Comment 9 Kilian Cavalotti 2015-02-03 07:31:36 MST

> Thanks. That makes good sense, unfortunately it will require moving around a
> fair bit of code so that the ConstrainDevices information is available from
> the gres plugin. The changes are quite straightforward, but it's not as
> simple as that patch that I sent attached earlier today.

I understand and I really appreciate the effort. 

In the meantime, I also reported this to NVIDIA, hoping that they would be willing to either change, or at least introduce a new, absolute GPU numbering scheme, that would match the /dev/nvidiaX indices. 

Thanks!

Comment 10 Moe Jette 2015-02-03 09:19:07 MST

This should be fixed in v14.11.4 when released, probably in a few days.

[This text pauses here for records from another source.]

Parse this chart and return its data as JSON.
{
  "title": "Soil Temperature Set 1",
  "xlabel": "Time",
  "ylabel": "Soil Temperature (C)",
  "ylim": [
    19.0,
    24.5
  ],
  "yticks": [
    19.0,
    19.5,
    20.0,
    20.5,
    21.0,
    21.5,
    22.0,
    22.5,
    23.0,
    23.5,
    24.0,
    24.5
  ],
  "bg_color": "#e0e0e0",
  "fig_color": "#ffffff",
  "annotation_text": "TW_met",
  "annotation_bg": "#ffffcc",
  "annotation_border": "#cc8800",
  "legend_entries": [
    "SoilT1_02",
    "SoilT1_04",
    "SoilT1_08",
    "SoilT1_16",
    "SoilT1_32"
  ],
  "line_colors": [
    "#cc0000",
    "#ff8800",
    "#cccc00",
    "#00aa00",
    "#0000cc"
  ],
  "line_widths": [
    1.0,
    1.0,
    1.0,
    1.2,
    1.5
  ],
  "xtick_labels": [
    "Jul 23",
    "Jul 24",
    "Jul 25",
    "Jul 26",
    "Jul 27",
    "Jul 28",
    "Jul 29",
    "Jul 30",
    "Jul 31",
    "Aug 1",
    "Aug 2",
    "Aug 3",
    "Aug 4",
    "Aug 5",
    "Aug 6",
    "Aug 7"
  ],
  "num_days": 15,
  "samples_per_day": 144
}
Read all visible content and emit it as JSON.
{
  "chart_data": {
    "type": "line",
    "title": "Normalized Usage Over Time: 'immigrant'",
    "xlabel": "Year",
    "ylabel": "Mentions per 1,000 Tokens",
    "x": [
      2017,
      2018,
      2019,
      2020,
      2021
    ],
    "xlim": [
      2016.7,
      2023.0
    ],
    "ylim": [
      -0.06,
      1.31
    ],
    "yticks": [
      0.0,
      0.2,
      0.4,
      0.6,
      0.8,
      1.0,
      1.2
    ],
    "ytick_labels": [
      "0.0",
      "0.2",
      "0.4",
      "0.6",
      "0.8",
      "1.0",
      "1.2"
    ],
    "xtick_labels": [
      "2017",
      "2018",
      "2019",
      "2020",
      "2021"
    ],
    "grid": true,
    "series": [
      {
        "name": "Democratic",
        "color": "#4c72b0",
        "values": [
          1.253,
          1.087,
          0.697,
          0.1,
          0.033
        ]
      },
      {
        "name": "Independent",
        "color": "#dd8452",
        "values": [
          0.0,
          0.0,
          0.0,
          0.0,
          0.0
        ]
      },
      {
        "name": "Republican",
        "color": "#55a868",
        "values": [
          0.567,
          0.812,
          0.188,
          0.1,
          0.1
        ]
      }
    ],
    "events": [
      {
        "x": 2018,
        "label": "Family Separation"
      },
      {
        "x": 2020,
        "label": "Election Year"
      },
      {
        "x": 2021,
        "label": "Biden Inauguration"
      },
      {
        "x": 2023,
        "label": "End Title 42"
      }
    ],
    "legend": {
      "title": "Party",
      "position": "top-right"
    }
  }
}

Move the cgroup.conf read logic into a module that can be used from gres/gpu plugin:
https://github.com/SchedMD/slurm/commit/c6b13b0ee4e60368c14aa8f0f819281b8c3605e2

Control setting of CUDA_VISIBLE_DEVICES:
https://github.com/SchedMD/slurm/commit/da2fba48e3042f0ed89d58ce8abb00ea1f6a9323

Comment 11 Kilian Cavalotti 2015-02-03 09:40:36 MST

(In reply to Moe Jette from comment #10)
> This should be fixed in v14.11.4 when released, probably in a few days.
> 
> Move the cgroup.conf read logic into a module that can be used from gres/gpu
> plugin:
> https://github.com/SchedMD/slurm/commit/
> c6b13b0ee4e60368c14aa8f0f819281b8c3605e2
> 
> Control setting of CUDA_VISIBLE_DEVICES:
> https://github.com/SchedMD/slurm/commit/
> da2fba48e3042f0ed89d58ce8abb00ea1f6a9323

That looks awesome, thank you.
I'll give it a try when 14.11.4 when it's released.

Thanks again!

Comment 12 Moe Jette 2015-02-18 05:21:54 MST

Fixed in v14.11.4, which is current available.